The Financial Timeshas been a leading chronicler—and exponent—of this trend. For example, this week it reported that Air Canada's "traffic destined for Latin America originating outside Canada had trebled in the first 11 months of this year," with travelers jetting between Japan and Brazil via Canada accounting for a big chunk of the increase. Why? The U.S. in August 2003 stopped the transit-without-visa program, which means travelers touching down in the States, however briefly, are subject to more paperwork and bureaucracy. Globe-trotters don't want to deal with the hassle of traveling via the U.S.
Our financial markets have long been the envy of the world, despite their many flaws. But foreign companies now want out of them. The FT has run a series of stories hinting that European companies are really cheesed off by the requirements imposed upon them by Sarbanes-Oxley. Apparently, "the majority of German companies with U.S. stock market listings would like to get out of New York to avoid the cost and hassle of complying with the U.S. regulatory regime."
Young foreign wannabe executives are shunning the United States. Business Week earlier this year lamented the "staggering" declines in applications of foreigners to U.S. business schools—down 24 percent at Wharton in 2004. According to the Graduate Management Admission Council's four-year trend, the number of foreigners taking the GMAT has fallen 27 percent since 2002, and this detailed report (see Fig. 9 on Page 13) shows that 74 percent of the schools in the survey saw declines in international applications in 2004. Thanks in part to the sharp reductions in the availability of H1-B visas—from about 200,000 in fiscal 2001 to about 65,000 this year—legions of skilled foreigners now ply their trades at home, or in other countries, instead of helping to build businesses here.

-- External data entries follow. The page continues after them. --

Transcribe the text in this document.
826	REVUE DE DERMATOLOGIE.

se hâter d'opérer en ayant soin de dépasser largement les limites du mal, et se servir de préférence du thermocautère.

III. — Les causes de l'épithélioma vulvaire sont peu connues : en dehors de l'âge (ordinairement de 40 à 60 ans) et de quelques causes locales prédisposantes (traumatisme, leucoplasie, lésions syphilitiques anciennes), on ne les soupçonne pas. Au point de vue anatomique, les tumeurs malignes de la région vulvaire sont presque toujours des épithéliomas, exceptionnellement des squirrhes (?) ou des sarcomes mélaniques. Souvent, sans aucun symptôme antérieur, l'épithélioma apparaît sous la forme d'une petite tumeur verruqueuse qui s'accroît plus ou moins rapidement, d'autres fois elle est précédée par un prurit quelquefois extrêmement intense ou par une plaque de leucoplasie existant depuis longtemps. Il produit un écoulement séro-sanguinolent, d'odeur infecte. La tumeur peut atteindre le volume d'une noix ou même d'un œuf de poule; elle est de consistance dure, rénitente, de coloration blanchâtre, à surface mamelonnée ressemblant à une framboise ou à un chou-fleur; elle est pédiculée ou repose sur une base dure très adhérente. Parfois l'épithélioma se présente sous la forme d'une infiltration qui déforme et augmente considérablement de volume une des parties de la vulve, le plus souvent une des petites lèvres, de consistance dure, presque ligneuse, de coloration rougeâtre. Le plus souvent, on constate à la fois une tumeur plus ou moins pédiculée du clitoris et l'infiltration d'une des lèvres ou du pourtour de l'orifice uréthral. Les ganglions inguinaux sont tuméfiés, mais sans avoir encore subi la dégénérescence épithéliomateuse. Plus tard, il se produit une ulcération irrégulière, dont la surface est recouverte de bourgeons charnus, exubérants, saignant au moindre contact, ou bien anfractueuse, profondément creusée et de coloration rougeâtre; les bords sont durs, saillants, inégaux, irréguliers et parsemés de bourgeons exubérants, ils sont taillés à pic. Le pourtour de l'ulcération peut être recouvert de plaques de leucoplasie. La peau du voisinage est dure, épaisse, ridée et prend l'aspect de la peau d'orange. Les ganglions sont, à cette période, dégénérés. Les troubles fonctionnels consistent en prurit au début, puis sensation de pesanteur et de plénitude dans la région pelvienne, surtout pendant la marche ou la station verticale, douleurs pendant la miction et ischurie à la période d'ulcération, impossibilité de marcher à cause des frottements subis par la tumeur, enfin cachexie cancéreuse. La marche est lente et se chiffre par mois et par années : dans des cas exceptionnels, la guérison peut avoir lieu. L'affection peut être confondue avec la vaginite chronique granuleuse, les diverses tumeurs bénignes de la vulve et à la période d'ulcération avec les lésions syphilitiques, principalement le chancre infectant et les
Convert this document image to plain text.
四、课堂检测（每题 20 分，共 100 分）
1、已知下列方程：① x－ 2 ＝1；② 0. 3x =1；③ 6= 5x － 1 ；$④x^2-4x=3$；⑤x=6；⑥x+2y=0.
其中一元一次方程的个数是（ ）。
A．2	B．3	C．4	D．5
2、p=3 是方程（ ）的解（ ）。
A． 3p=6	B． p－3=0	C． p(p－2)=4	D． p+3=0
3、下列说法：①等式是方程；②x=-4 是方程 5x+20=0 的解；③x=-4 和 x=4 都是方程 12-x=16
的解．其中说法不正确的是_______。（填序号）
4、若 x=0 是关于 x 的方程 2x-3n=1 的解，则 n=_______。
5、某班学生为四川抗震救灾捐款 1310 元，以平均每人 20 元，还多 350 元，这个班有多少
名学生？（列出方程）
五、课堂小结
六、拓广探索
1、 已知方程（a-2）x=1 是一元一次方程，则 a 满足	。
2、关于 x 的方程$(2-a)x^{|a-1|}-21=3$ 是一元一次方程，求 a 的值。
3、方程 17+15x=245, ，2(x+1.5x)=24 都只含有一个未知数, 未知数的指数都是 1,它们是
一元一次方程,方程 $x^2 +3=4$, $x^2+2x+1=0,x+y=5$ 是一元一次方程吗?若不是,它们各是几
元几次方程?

If the America Left Behind apostles are to be believed, we are increasingly becoming superfluous in Asia. Taiwan now exports "twice as much to China as to the United States," Keith Bradsher wrote in the New York Times on Monday. The same day, Sen. Max Baucus, D-Mont., penned an op-ed in the FT lamenting the fact that China and 10 Southeast Asian countries are negotiating a trade agreement without the participation of the United States.
We're not doing much better in our own hemisphere. When President Bush attended the Asia-Pacific summit in Chile, he made one stopover—in Colombia. Meanwhile, China President Hu Jintao spent 12 days in Brazil, Argentina, Chile, and Cuba, during which he struck tens of billions of dollars in deals. And Brazil is increasingly displacing the U.S. as the largest and most productive source of food for the world, according to the Times.
The media generally presents these global developments as deserved comeuppance, or as reactions to our neglect, aggression, or burdensome and unnecessary regulations. Could the time be ripe for a reissuing of Paul Kennedy's Rise and Fall of the Great Powers?
But many of these data points could also be taken as validation of America and its role in the global economy. If they negotiate a huge free-trade bloc, China and Southeast Asian countries will simply be emulating the North American Free Trade Agreement. Brazil is a food-export behemoth today because it has used technology to make previously useless land arable and "increased productivity levels beyond those in the United States and Europe," the Times reported on Dec. 12. Talented computer programmers no longer have to leave India to carve out a middle-class life because native software companies can now compensate them well enough. And British moguls-in-the-making avoid Wharton in part because European universities have improved their own MBA programs.
In other words, it may not be simply that the U.S. is getting stupider when it comes to our engagement in the world's economy—although there's plenty of evidence of our stupid decisions. It's also that the rest of the world, powered in part by our operating system, is getting smarter.